For anyone who has despaired that there are no solutions to the problems of global warming and runaway energy consumption, Earth: The Sequel may be for you.

The authors call it a sequel because it is the "story of the next new thing that none of us can afford to miss: how the multi-trillion dollar energy sector is being transformed — right now — by the American entrepreneurial spirit."

The new book, subtitled "The Race to Reinvent Energy and Stop Global Warming," highlights innovative, big-idea, real-world solutions, and the people behind them, that are exciting and energizing. It's written by Fred Krupp, president of Environmental Defense Fund, and journalist Miriam Horn.

“The moment that America’s political leaders act to limit global warming pollution, we’ll see private investors rush to get behind these bold new inventions and bring them to market,” Krupp said in a press release. “New fortunes will be made that will dwarf the megafortunes of the information technology revolution.”

Among the strategies highlighted in the book, in the words of its publisher:

  • Scientists at California-based Innovalight have found a cheap substitute for costly solar panels: they dissolve silicon nanocrystals in ink that can be printed onto any surface to harvest solar energy.

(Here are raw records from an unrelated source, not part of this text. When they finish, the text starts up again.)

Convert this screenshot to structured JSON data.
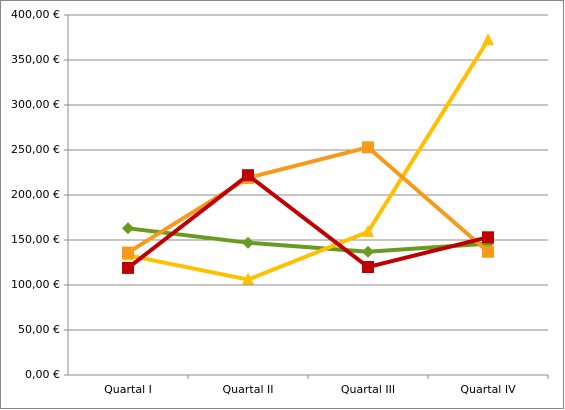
{
  "chart_data": {
    "type": "line",
    "categories": [
      "Quartal I",
      "Quartal II",
      "Quartal III",
      "Quartal IV"
    ],
    "series": [
      {
        "color": "#6a9a1f",
        "marker": "diamond",
        "values": [
          163,
          147,
          137,
          146
        ]
      },
      {
        "color": "#ffc000",
        "marker": "triangle",
        "values": [
          133,
          106,
          159,
          372
        ]
      },
      {
        "color": "#f79a1a",
        "marker": "square",
        "values": [
          136,
          219,
          253,
          137
        ]
      },
      {
        "color": "#c00000",
        "marker": "square",
        "values": [
          119,
          222,
          120,
          153
        ]
      }
    ],
    "ylim": [
      0,
      400
    ],
    "yticks": [
      {
        "value": 0,
        "label": "0,00 €"
      },
      {
        "value": 50,
        "label": "50,00 €"
      },
      {
        "value": 100,
        "label": "100,00 €"
      },
      {
        "value": 150,
        "label": "150,00 €"
      },
      {
        "value": 200,
        "label": "200,00 €"
      },
      {
        "value": 250,
        "label": "250,00 €"
      },
      {
        "value": 300,
        "label": "300,00 €"
      },
      {
        "value": 350,
        "label": "350,00 €"
      },
      {
        "value": 400,
        "label": "400,00 €"
      }
    ],
    "grid": true
  }
}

  • The founders of Amyris are reengineering yeast so it can ferment sugar into pure hydrocarbon fuels, virtually identical to jet fuel, diesel and gasoline.

  • Cambridge-based GreenFuel feeds carbon dioxide from power plant smokestacks to algae and then turns the algae into biodiesel, aiming to clean up pollution and beat oil at $60 per barrel.

  • A tribe of Native Americans, fishermen for 2,000 years in the roughest waters of the North Pacific, are now working to harvest the fierce power of the waves themselves.

  • A New Jersey neurobiologist is developing a scrubber for coal plant smokestacks using the same enzyme that removes carbon dioxide from the human bloodstream.

  • An MIT bioengineer redesigns viruses so that they grab conductive metals and assemble themselves into the most powerful batteries ever seen.